We can envisage a similar patchwork for a day – however close or distant – when drugs are removed from the ambit of criminal law. In so far as any drug presents medical risks, it requires regulation to minimise them, and a well-established spectrum, from labelling to licensing to prescription, already exists for this purpose. In so far as they constitute a luxury market, we might expect them to be taxed. As with alcohol, in some jurisdictions they might remain illegal by broad popular consent. The prohibition of drugs, including alcohol, was an emergency measure that overrode the logic of pragmatism. The alternative is not another leap in the dark, but a return to the routine regulatory calculus.

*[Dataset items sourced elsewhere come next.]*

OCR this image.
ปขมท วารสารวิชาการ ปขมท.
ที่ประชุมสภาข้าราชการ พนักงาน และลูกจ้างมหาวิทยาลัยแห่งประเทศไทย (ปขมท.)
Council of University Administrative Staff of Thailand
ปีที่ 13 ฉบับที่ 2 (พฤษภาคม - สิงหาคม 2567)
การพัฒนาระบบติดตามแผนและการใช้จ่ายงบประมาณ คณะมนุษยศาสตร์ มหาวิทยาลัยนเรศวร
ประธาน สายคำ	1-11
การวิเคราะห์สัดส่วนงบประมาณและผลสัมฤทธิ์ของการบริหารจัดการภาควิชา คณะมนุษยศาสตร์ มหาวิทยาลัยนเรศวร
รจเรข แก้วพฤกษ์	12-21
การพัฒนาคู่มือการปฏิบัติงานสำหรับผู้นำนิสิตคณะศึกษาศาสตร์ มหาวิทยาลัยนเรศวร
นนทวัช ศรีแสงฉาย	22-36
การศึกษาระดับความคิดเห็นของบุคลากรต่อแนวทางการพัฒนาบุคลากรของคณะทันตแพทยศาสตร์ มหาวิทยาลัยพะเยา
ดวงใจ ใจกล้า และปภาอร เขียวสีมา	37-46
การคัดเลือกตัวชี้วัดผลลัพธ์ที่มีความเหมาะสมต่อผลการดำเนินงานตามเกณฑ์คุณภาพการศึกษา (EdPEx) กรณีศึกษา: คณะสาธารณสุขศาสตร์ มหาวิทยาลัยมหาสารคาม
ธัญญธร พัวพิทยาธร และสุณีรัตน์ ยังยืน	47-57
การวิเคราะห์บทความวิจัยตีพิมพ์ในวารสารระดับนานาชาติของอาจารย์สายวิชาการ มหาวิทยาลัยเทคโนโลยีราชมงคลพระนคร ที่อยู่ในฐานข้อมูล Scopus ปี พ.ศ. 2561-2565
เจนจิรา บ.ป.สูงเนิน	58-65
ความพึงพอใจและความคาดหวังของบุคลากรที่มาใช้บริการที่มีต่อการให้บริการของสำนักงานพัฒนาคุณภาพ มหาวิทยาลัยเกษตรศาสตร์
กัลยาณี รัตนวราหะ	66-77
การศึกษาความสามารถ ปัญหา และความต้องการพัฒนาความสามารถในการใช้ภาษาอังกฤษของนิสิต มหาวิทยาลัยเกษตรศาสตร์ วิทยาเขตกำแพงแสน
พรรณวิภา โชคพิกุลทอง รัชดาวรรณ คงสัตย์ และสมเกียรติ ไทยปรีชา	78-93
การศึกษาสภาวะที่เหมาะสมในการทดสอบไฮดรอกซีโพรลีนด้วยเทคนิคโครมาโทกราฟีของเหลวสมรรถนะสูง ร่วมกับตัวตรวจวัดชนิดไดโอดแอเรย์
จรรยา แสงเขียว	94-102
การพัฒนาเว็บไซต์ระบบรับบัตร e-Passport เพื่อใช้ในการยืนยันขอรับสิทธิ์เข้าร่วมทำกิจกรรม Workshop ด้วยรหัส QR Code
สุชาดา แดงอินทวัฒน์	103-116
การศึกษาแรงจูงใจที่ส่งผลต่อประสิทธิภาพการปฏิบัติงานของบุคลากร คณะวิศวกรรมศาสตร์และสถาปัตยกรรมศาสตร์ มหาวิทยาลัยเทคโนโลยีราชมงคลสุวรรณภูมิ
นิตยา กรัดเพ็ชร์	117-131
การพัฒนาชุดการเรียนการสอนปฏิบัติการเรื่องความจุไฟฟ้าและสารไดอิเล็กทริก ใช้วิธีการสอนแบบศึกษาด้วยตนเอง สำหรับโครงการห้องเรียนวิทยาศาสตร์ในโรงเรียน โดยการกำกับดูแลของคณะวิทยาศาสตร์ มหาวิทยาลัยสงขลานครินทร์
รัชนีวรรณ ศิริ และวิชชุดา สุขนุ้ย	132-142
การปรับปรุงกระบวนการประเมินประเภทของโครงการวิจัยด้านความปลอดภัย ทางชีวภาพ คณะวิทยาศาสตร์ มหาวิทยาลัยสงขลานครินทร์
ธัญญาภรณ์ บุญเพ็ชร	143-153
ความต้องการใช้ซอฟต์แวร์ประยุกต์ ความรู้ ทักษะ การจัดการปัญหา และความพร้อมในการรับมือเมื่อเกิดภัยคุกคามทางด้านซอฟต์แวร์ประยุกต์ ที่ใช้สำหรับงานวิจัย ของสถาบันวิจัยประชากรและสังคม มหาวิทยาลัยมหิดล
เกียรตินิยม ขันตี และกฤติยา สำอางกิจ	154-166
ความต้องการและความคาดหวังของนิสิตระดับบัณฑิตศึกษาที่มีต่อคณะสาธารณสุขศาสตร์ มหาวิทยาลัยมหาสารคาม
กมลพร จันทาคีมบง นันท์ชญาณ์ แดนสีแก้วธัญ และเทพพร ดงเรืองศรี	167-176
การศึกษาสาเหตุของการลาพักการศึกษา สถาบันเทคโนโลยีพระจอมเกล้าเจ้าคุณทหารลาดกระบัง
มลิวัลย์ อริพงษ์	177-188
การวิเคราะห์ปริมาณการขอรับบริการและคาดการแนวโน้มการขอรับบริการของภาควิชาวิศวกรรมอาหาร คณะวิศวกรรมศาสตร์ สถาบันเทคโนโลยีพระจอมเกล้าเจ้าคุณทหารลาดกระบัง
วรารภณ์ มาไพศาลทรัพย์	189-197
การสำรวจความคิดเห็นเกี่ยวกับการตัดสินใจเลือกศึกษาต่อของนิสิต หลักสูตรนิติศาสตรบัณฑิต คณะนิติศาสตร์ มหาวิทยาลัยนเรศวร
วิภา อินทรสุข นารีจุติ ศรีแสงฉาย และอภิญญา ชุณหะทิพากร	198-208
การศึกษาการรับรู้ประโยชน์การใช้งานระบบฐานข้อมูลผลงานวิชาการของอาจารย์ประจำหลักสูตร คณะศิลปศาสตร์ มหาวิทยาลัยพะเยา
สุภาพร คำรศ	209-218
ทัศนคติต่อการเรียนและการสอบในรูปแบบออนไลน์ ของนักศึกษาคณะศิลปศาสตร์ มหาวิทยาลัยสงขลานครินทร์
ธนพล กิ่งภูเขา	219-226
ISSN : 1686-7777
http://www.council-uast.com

But what lies beyond the idea of ‘drugs’ itself? The simple answer is that there is nothing to replace. Behind the term lies a disparate group of chemicals whose varied effects – stimulant, narcotic, psychedelic, euphoriant – offer a more accurate language of description. Value-laden terms, both positive and negative, would doubtless emerge to complement them. A post-drug world would require not a new language but the recovery of an older one. The category of ‘drugs’ was an attempt, characteristic of its historical moment, to separate out good chemicals from bad ones. But as we have known since antiquity, good and evil, virtue and vice are not inherent in a plant or a molecule. Pedanius Dioscorides, the great classical authority on medicine, maintained that no substance is intrinsically good: it all depends on the dose at which it is administered, the use to which it is put, and the intentions behind that use. The Greek term pharmakon could mean both a medicine and a poison: there was no such thing as a harmless remedy, since anything with the power to heal also had the power to harm. All drugs, psychoactive or otherwise, are a technology, a prosthetic that extends our physical and mental reach. Like so many of the other technologies that are transforming our world, their benefits and dangers must ultimately be understood as extensions of ourselves.